21) Boundless Consciousness
Now there will come a time when we will understand boundless space to be a limitation. Space is characterized by the absence of objects. Because boundless consciousness is not limited to the absence of objects, it is more inclusive and a higher attainment. Boundless consciousness includes all forms and emptiness. It includes them in the sense that consciousness is boundless, unobstructed and all-pervasive. In this way we abstain from the perception of boundless space and enter the perception of boundless consciousness. We use our effort to abandon the perception of boundless space and cultivate mindfulness of objects as not limiting consciousness. We use our patience to train the mind to ignore limitations to consciousness. We mindfully restrain our inclination to see consciousness as exclusive to people, animals, plants or living things. Non-transgression results in the wisdom of seeing the all-pervasiveness of consciousness. This is success in the meditation.
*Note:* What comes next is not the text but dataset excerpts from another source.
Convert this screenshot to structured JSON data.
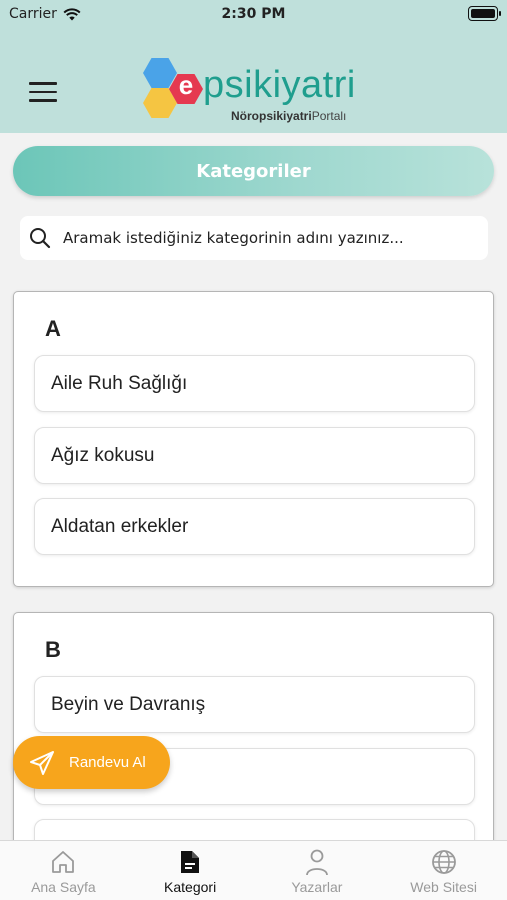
{
  "status_bar": {
    "carrier": "Carrier",
    "time": "2:30 PM"
  },
  "header": {
    "logo": {
      "brand_letter": "e",
      "brand_word": "psikiyatri",
      "tagline_bold": "Nöropsikiyatri",
      "tagline": "Portalı"
    }
  },
  "page": {
    "title": "Kategoriler"
  },
  "search": {
    "placeholder": "Aramak istediğiniz kategorinin adını yazınız..."
  },
  "sections": [
    {
      "letter": "A",
      "items": [
        "Aile Ruh Sağlığı",
        "Ağız kokusu",
        "Aldatan erkekler"
      ]
    },
    {
      "letter": "B",
      "items": [
        "Beyin ve Davranış"
      ]
    }
  ],
  "fab": {
    "label": "Randevu Al"
  },
  "tabs": [
    {
      "label": "Ana Sayfa",
      "icon": "home-icon",
      "active": false
    },
    {
      "label": "Kategori",
      "icon": "document-icon",
      "active": true
    },
    {
      "label": "Yazarlar",
      "icon": "user-icon",
      "active": false
    },
    {
      "label": "Web Sitesi",
      "icon": "globe-icon",
      "active": false
    }
  ],
  "colors": {
    "header_bg": "#bfe0db",
    "accent": "#6cc6b8",
    "fab": "#f7a51c",
    "logo_text": "#1f9e8e"
  }
}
Now there will come a time in our meditative life when we will understand boundless consciousness as a limitation. Here we see consciousness, or ‘that which is perceiving’, as a limitation or hindrance. We abandon clinging to consciousness because, however subtle, there is still a clinging to a self. This consciousness is seen as gross in comparison to the experience of nothingness or emptiness. We abstain from the perception of boundless consciousness in order to be free of all clinging. In this way we exercise our effort and break down the barriers to higher realization. We use patient mindfulness to restrain the mind so that we give up the perception of boundless consciousness and in doing so we enter upon the experience of emptiness. Because we have abandoned the perception of boundless consciousness the wisdom of non-transgression leads to the experience which liberates us from all subject-object referencing and we come to experience the true nature of the mind as luminous emptiness.
23) Neither Perception nor Non-perception
Now there will come a time in our meditative life when we will understand the realization of emptiness as a limitation. By abandoning or letting go of the realization of emptiness we come to the realization consisting of neither perception nor non-perception. Because we have abstained from the perception of emptiness everything appears as neither truly existent nor nonexistent. This is a deeper realization of emptiness. If we cling to the pure perception of emptiness or nothingness we may fall into a state of nihilism. Instead, if we use our effort to become aware of emptiness as all pervasive, then we cannot say that it is separate from form. Because we use patient mindfulness to restrain our mind from the perception of emptiness we realize all forms as inseparable from emptiness. The first realization of emptiness is an absence, but it is extraordinary in the sense that we are freed from all our perceptions. The second realization is to perceive the extraordinary emptiness in the ordinary perceptions. We use our wisdom and determination to go beyond previous limitations, and we come to the direct realization of form and emptiness as neither perception nor non-perception.